La Sicilia, sul fronte della raccolta differenziata, si impone come fanalino di coda tra tutte le regioni d'Italia. Il suo trend non è per nulla positivo, come d'altronde quello del meridione in generale. La media nazionale della raccolta differenziata è del 35,3%, ma su questo dato pesano i risultati negativi delle regioni del sud. Al settentrione la media è del 50%, vicino all'obiettivo nazionale del 60, mentre del centro è del 27% mentre al sud del 21%. La Sicilia fa addirittura peggio, e fa registrare un desolante 7%. Le prospettive non sono buone. La differenziata siciliana ha il tasso di crescita più basso in Italia (+o,5%).

Il giornale online Blog Sicilia utilizza l'arma dell'ironia per denunciare questa triste situazione. Secondo la testata, infatti, è sufficiente fare due calcoli: di questo passo, gli obiettivi circa la differenziata verranno raggiungi, in Sicilia, solamente nel 2128, dunque fra più di cent'anni.

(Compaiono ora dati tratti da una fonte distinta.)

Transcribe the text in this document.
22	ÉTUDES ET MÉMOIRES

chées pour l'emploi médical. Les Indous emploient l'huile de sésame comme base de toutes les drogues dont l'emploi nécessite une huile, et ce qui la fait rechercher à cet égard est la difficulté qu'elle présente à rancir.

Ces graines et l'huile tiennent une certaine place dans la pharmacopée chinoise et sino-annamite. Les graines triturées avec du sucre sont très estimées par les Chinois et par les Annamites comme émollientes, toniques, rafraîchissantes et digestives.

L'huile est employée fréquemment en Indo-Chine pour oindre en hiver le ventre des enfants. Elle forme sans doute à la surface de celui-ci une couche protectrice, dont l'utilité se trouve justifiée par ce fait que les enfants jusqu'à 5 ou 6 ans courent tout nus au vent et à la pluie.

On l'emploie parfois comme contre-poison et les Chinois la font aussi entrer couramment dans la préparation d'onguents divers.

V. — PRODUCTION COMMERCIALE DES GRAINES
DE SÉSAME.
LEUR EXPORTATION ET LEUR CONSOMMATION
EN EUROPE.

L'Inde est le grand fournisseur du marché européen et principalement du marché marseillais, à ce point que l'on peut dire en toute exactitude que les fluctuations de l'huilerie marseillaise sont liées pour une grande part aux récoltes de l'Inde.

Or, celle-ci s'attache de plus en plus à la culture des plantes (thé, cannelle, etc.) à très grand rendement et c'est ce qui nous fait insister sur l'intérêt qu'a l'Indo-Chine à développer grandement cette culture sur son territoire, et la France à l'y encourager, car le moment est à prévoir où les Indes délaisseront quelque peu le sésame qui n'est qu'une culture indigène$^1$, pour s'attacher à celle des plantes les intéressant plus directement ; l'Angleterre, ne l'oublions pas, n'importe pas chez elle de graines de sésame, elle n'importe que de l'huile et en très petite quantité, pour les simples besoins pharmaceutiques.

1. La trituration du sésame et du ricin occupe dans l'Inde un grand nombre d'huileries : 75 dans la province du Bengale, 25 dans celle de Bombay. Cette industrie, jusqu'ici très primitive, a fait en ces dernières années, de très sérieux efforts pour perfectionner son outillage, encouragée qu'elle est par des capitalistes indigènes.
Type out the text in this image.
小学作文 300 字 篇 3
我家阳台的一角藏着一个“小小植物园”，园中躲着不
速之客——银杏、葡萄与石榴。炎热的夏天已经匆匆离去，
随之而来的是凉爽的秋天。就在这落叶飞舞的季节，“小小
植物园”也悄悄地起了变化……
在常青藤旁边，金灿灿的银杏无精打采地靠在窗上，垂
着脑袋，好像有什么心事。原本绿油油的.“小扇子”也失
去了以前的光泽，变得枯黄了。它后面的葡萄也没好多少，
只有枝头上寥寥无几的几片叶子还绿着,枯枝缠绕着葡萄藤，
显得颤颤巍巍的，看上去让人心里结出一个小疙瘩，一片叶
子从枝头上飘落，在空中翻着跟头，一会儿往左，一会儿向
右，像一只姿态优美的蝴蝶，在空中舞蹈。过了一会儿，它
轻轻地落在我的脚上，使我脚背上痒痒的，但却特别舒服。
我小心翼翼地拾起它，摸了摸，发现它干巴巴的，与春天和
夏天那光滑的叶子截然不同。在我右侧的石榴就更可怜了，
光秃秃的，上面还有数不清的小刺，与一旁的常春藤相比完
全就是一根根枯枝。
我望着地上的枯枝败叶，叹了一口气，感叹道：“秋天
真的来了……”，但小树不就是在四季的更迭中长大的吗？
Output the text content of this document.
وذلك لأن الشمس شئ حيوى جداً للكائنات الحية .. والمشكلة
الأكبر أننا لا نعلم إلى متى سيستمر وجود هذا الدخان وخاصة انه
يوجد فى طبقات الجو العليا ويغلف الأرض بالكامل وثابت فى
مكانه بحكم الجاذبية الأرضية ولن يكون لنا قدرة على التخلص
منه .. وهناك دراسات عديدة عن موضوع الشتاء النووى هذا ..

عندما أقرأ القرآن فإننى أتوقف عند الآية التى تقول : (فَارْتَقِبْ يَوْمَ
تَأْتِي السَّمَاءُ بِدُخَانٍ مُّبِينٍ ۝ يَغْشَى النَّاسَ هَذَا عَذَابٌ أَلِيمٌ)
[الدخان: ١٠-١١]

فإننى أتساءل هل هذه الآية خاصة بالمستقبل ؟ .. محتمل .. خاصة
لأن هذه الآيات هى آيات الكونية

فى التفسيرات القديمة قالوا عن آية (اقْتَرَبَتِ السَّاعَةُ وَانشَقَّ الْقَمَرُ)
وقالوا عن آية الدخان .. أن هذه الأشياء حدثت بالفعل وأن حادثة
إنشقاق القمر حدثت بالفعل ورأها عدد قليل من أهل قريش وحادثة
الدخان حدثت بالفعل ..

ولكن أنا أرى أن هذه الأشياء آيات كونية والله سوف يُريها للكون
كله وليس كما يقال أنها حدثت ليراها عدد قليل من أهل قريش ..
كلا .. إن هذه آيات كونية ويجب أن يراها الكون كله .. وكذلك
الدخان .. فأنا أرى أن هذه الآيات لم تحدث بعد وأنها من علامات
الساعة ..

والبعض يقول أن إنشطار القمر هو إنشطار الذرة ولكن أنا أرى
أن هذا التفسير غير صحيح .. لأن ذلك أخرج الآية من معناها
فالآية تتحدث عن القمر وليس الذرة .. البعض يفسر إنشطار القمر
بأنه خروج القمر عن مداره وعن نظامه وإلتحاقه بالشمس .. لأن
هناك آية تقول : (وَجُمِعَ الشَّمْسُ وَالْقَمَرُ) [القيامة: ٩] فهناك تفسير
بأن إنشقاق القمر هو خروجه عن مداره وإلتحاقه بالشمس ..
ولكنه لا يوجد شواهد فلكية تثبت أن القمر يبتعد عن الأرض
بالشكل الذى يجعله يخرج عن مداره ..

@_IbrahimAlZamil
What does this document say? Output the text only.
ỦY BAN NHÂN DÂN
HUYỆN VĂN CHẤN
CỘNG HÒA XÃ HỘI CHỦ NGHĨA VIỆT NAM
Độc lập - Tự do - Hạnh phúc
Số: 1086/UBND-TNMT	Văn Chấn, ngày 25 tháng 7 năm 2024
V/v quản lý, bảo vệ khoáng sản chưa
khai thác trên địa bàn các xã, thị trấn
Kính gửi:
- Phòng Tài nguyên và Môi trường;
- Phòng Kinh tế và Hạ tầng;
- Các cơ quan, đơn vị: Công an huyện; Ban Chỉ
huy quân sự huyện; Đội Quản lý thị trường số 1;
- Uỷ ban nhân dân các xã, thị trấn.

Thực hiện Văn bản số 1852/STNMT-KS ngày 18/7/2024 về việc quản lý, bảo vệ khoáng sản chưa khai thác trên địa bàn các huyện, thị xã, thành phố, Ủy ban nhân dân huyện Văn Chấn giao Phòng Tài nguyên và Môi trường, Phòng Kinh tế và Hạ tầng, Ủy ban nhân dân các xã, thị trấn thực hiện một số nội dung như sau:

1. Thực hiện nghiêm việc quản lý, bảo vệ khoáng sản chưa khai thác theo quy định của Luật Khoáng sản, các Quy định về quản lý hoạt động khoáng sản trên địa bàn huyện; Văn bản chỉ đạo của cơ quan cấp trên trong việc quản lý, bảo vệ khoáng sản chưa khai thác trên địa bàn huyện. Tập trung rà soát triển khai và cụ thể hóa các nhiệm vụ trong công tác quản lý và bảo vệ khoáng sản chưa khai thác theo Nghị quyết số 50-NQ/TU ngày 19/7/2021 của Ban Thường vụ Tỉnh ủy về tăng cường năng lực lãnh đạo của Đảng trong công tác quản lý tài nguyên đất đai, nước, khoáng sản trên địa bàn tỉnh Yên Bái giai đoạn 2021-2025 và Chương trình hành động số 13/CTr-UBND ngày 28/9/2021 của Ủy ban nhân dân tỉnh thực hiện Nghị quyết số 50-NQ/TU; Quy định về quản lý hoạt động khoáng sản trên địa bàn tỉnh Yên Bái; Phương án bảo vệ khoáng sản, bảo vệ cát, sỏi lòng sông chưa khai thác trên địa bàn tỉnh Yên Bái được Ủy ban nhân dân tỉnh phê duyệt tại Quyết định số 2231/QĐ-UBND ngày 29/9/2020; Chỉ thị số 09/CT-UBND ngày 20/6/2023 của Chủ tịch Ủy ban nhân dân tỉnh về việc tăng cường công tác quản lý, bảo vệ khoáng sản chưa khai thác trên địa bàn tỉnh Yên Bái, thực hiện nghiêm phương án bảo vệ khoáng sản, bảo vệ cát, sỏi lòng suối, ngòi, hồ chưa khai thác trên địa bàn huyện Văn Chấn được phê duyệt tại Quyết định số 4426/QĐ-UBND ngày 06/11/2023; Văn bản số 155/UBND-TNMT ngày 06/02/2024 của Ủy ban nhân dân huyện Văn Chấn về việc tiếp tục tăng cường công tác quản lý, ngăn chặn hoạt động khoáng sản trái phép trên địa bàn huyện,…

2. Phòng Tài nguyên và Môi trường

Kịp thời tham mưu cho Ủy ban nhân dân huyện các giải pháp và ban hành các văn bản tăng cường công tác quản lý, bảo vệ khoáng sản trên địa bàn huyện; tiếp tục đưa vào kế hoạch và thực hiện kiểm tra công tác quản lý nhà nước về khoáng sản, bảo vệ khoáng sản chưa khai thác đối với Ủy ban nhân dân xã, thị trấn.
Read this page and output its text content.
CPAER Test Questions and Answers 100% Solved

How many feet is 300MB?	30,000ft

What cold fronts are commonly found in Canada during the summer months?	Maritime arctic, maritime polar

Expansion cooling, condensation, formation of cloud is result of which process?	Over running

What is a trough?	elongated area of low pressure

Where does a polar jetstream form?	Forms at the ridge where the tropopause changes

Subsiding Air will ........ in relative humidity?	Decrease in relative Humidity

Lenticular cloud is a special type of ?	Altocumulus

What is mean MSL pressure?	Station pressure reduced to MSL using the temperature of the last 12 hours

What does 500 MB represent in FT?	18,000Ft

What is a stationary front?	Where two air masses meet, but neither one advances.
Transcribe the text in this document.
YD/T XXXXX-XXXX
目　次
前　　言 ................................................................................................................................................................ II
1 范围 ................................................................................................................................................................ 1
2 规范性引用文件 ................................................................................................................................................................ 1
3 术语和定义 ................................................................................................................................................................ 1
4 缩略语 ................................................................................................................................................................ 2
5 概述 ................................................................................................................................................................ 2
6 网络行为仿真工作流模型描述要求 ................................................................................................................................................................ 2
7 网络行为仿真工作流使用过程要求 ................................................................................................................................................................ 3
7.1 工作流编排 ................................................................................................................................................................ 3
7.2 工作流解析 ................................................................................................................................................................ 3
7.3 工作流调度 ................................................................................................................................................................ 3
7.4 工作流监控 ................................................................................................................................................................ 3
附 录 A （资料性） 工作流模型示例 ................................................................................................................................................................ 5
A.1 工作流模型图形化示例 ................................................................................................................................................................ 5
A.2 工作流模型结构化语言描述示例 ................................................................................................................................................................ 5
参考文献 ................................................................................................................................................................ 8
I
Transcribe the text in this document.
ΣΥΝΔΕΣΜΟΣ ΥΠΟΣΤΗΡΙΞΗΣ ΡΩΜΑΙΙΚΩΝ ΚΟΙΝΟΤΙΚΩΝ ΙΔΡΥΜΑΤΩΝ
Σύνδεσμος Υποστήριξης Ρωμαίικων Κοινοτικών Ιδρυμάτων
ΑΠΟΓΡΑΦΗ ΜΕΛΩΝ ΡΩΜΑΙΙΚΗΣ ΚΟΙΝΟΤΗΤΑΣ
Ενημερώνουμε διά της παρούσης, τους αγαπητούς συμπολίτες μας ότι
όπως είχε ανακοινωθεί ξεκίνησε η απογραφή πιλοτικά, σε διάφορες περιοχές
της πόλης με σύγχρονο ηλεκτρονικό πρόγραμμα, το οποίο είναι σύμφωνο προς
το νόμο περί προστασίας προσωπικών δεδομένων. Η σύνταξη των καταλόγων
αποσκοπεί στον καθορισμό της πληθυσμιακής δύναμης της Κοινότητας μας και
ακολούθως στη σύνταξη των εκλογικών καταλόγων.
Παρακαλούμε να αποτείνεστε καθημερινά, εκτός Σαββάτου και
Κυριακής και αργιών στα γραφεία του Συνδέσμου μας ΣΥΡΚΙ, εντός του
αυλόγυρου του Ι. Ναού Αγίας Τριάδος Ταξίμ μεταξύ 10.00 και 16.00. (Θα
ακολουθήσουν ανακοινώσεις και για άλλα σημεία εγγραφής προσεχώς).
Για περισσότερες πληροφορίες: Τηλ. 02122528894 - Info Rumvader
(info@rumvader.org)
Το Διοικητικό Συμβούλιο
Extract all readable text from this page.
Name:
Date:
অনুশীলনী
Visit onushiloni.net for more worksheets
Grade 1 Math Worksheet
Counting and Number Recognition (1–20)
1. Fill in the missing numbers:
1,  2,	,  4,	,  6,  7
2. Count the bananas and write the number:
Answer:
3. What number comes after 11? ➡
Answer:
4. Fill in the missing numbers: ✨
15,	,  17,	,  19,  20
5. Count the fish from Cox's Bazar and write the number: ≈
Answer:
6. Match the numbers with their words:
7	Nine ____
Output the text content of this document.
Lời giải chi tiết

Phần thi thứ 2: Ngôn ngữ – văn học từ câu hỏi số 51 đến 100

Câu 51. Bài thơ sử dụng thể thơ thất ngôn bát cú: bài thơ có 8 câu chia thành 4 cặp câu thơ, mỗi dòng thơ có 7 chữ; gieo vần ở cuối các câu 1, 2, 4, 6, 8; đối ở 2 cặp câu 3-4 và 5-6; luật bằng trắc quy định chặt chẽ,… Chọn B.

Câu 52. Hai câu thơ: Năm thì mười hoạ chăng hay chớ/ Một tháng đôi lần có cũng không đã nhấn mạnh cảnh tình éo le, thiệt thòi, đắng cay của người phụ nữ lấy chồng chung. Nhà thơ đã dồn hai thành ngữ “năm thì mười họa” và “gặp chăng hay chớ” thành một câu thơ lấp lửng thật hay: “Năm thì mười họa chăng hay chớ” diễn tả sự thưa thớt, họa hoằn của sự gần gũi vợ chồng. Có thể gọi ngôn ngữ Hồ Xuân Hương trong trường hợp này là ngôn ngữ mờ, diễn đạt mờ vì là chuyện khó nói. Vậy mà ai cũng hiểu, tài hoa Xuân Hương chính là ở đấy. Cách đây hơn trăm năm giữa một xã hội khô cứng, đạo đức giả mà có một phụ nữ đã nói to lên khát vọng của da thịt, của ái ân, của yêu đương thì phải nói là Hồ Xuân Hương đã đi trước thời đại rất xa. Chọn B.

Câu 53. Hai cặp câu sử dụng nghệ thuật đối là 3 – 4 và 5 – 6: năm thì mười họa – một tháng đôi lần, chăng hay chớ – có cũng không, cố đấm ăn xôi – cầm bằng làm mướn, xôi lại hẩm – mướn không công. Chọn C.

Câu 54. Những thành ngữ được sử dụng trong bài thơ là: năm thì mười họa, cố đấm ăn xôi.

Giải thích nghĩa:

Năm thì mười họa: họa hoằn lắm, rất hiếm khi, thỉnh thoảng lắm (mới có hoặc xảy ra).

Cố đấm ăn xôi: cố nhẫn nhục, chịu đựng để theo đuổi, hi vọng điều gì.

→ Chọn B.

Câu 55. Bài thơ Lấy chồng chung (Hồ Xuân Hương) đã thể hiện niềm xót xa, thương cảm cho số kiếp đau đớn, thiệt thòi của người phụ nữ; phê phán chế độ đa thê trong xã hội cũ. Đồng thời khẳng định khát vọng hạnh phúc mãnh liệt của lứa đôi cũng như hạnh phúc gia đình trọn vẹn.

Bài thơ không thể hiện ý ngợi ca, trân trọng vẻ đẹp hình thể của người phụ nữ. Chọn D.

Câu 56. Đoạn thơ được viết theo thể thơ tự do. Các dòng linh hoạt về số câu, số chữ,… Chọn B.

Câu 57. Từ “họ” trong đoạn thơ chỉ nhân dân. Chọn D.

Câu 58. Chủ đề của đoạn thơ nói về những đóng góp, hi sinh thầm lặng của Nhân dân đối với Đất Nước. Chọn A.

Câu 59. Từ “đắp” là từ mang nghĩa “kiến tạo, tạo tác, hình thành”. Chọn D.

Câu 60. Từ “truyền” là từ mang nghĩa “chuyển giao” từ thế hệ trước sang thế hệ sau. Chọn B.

Il blog rintraccia le colpe in una gestione amministrativa che ha del pessimo. Innanzitutto, determinante si è rivelata la proliferazione delle aziende di smaltimento, le cosiddette ATO, che in Sicilia sfiorano la trentina. Ogni aziende copre solo 70mila abitanti, quando invece la proporzione adatta è di 300mila abitanti per ogni ATO.

Le metodiche, inoltre, si rivelano obsolete e "vecchie". Praticamente identiche a quelle in uso prima del 1997, ossia prima della normativa per la raccolta differenziata varata dal governo nazionale l'anno successivo. E dunque: raccolta, spazzamento, conferimento in discarica.

L'ultima interrogazione parlamentare a riguardo, datata ottobre 2010, non faceva mistero del problema rifiuti in Sicilia: "Attualmente in Sicilia il ciclo dei rifiuti può, più realisticamente, essere definito un “non ciclo”, in quanto i rifiuti vengono conferiti in discarica e vi sono percentuali di RD bassissime in quasi tutti i comuni siciliani".